Bowl (Apia nie)

Date: late 19th–early 20th century

Geography: Papua New Guinea, Wuvulu

Culture: Wuvuluvian

Medium: Wood

Dimensions: H. 1 3/4 x W. 7 1/4 x D. 12 5/8 in. (4.5 x 18.4 x 32.1 cm)

Classification: Wood-Containers

Credit Line: The Michael C. Rockefeller Memorial Collection, Bequest of Nelson A. Rockefeller, 1979

Accession Number: 1979.206.1428


The unique hourglass-shaped bowls, called apia nie, created on the islands of Wuvulu and Aua north of New Guinea embody the spare, minimalist aesthetic of Micronesian art. Still made today, apia nie are used specifically to collect coconut milk, extracted by squeezing balls of grated coconut meat over the bowl.
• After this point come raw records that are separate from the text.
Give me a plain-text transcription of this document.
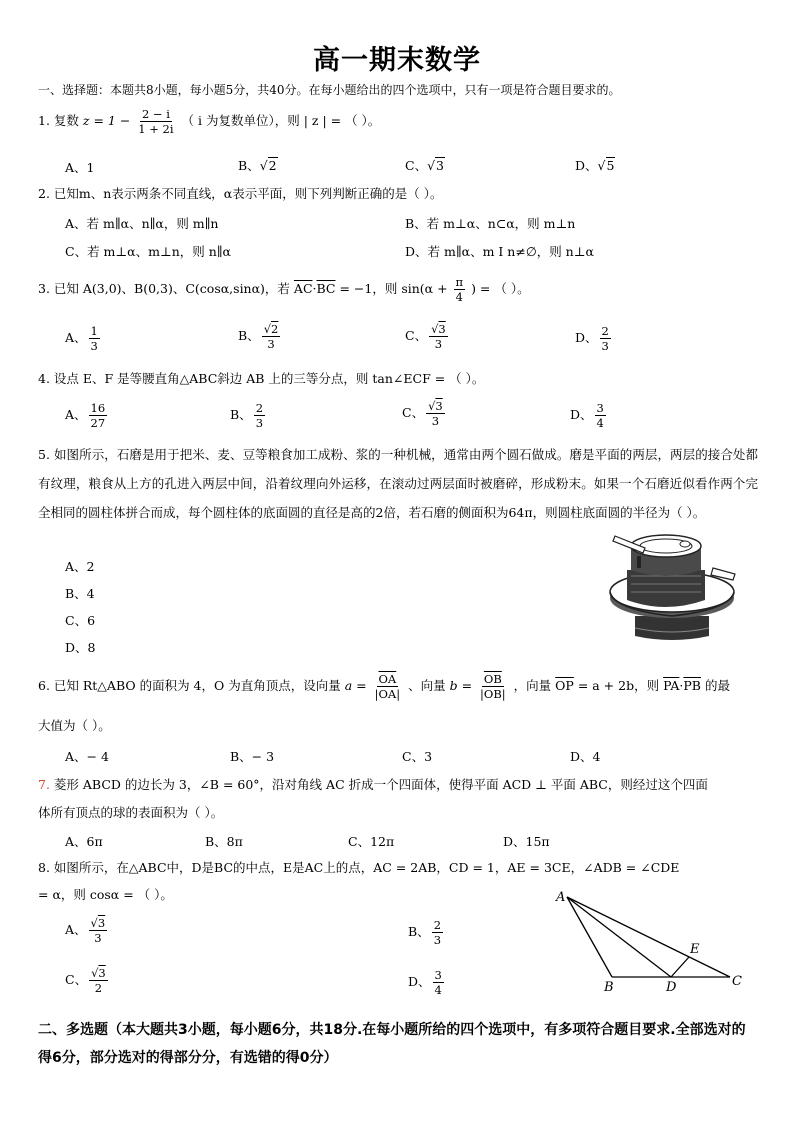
高一期末数学
一、选择题：本题共8小题，每小题5分，共40分。在每小题给出的四个选项中，只有一项是符合题目要求的。
1. 复数 $z = 1 - \frac{2 - i}{1 + 2i}$ （ i 为复数单位），则 | z | = （ ）。
A、1	B、√2	C、√3	D、√5
2. 已知m、n表示两条不同直线，α表示平面，则下列判断正确的是（ ）。
A、若 m∥α、n∥α，则 m∥n	B、若 m⊥α、n⊂α，则 m⊥n
C、若 m⊥α、m⊥n，则 n∥α	D、若 m∥α、m I n≠∅，则 n⊥α
3. 已知 A(3,0)、B(0,3)、C(cosα,sinα)，若 $\overline{AC}\cdot\overline{BC} = -1$，则 $\sin(\alpha + \frac{\pi}{4}$ ) = （ ）。
A、 $\frac{1}{3}$	B、 $\frac{√2}{3}$	C、 $\frac{√3}{3}$	D、 $\frac{2}{3}$
4. 设点 E、F 是等腰直角△ABC斜边 AB 上的三等分点，则 tan∠ECF = （ ）。
A、 $\frac{16}{27}$	B、 $\frac{2}{3}$	C、 $\frac{√3}{3}$	D、 $\frac{3}{4}$
5. 如图所示，石磨是用于把米、麦、豆等粮食加工成粉、浆的一种机械，通常由两个圆石做成。磨是平面的两层，两层的接合处都有纹理，粮食从上方的孔进入两层中间，沿着纹理向外运移，在滚动过两层面时被磨碎，形成粉末。如果一个石磨近似看作两个完全相同的圆柱体拼合而成，每个圆柱体的底面圆的直径是高的2倍，若石磨的侧面积为64π，则圆柱底面圆的半径为（ ）。
A、2
B、4
C、6
D、8
6. 已知 Rt△ABO 的面积为 4，O 为直角顶点，设向量 $a = \frac{\overline{OA}}{|OA|}$ 、向量 $b = \frac{\overline{OB}}{|OB|}$ ，向量 $\overline{OP} = a + 2b$，则 $\overline{PA}\cdot\overline{PB}$ 的最
大值为（ ）。
A、− 4	B、− 3	C、3	D、4
7. 菱形 ABCD 的边长为 3，∠B = 60°，沿对角线 AC 折成一个四面体，使得平面 ACD ⊥ 平面 ABC，则经过这个四面
体所有顶点的球的表面积为（ ）。
A、6π	B、8π	C、12π	D、15π
8. 如图所示，在△ABC中，D是BC的中点，E是AC上的点，AC = 2AB，CD = 1，AE = 3CE，∠ADB = ∠CDE
= α，则 cosα = （ ）。
A、 $\frac{√3}{3}$	B、 $\frac{2}{3}$
C、 $\frac{√3}{2}$	D、 $\frac{3}{4}$
A
B	D	C
E
二、多选题（本大题共3小题，每小题6分，共18分.在每小题所给的四个选项中，有多项符合题目要求.全部选对的得6分，部分选对的得部分分，有选错的得0分）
The wide, shallow ends of the bowls curve gently downward toward the deeper center, in which the freshly squeezed liquid collects. Despite their apparent delicacy, apia nie are everyday vessels in widespread use. Many older examples develop a distinctive glossy patina through years of contact with the oil in the coconut milk. In most cases, the form of the vessel, as here, serves as its only adornment, but the interiors of some examples are painted with linear geometric designs.